On the desktop, after the reboot, I was greeted with a text login instead of with gdm3.  I ran sudo apt-get install gdm3 gnome-core.  Rebooted again, and still no graphical login.

I thought the issue might have been related to my NVIDIA drivers (I have a GTS 250 video card), so I uninstalled all the nvidia driver stuff that I had installed.  After that I tried installing the binary driver from NVIDIA's website.  It just SIGTERM-ed after accepting the license agreement. 

I re-installed all the nvidia dkms stuff and then deleted any xorg.conf that I had in /etc/X11.  Then I created a directory called /etc/X11/xorg.conf.d and (as root -- not with sudo) ran the command echo -e 'Section "Device"\n\tIdentifier "My GPU"\n\tDriver "nvidia"\nEndSection' > /etc/X11/xorg.conf.d/20-nvidia.conf.

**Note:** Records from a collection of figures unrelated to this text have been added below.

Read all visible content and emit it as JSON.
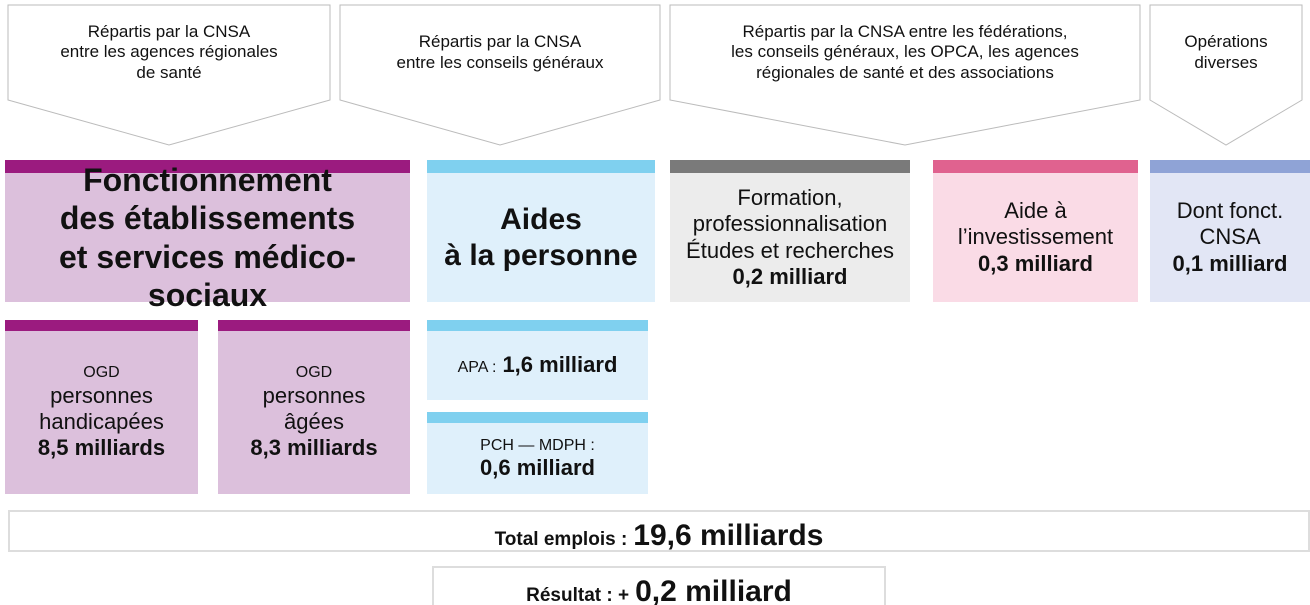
{
  "banners": [
    {
      "lines": [
        "Répartis par la CNSA",
        "entre les agences régionales",
        "de santé"
      ]
    },
    {
      "lines": [
        "Répartis par la CNSA",
        "entre les conseils généraux"
      ]
    },
    {
      "lines": [
        "Répartis par la CNSA entre les fédérations,",
        "les conseils généraux, les OPCA, les agences",
        "régionales de santé et des associations"
      ]
    },
    {
      "lines": [
        "Opérations",
        "diverses"
      ]
    }
  ],
  "categories": [
    {
      "lines": [
        "Fonctionnement",
        "des établissements",
        "et services médico-sociaux"
      ]
    },
    {
      "lines": [
        "Aides",
        "à la personne"
      ]
    },
    {
      "lines": [
        "Formation,",
        "professionnalisation",
        "Études et recherches"
      ],
      "amount": "0,2 milliard"
    },
    {
      "lines": [
        "Aide à",
        "l’investissement"
      ],
      "amount": "0,3 milliard"
    },
    {
      "lines": [
        "Dont fonct.",
        "CNSA"
      ],
      "amount": "0,1 milliard"
    }
  ],
  "sub_items": [
    {
      "label": "OGD",
      "lines": [
        "personnes",
        "handicapées"
      ],
      "amount": "8,5 milliards"
    },
    {
      "label": "OGD",
      "lines": [
        "personnes",
        "âgées"
      ],
      "amount": "8,3 milliards"
    },
    {
      "label": "APA :",
      "amount": "1,6 milliard"
    },
    {
      "label": "PCH — MDPH :",
      "amount": "0,6 milliard"
    }
  ],
  "total": {
    "label": "Total emplois :",
    "amount": "19,6 milliards"
  },
  "result": {
    "label": "Résultat : +",
    "amount": "0,2 milliard"
  }
}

This time after restarting, I got my gdm3 login screen that I was hoping for.  I logged in and everything seemed to be in order.  I brought up the dash and decided to type in the name of some software to search for.  As soon as I hit a key, the dash would crash.  This happened every time I tried to type something into the dash's search box.  I was able to fix that by clearing the contents of a file and then making the file immutable with the chattr command:  echo > ~/.local/share/recently-used.xbel && sudo chattr +i ~/.local/share/recently-used.xbel.

None of my NFS mounts were mounting as specified in /etc/fstab, and I discovered I needed to install nfs-common again using apt-get.  I also installed gnome-tweak-tool so I could have some more control over the Gnome environment.  One of the big things I used the tweak tool for was adding minimize and maximize buttons to windows.

Now the only problem I have is that the Software Center doesn't open for me.  Well, the window opens and it looks like it's trying to do something for a minute, but then just leaves me with a blank window.  I'm not too terribly concerned about it because I can still use aptitude, apt-get, and synaptic to install software.  It would be nice if it still worked, but I'm betting it will be fixed in a future update.  Either that or I'll end up fixing it myself or just re-installing at some point.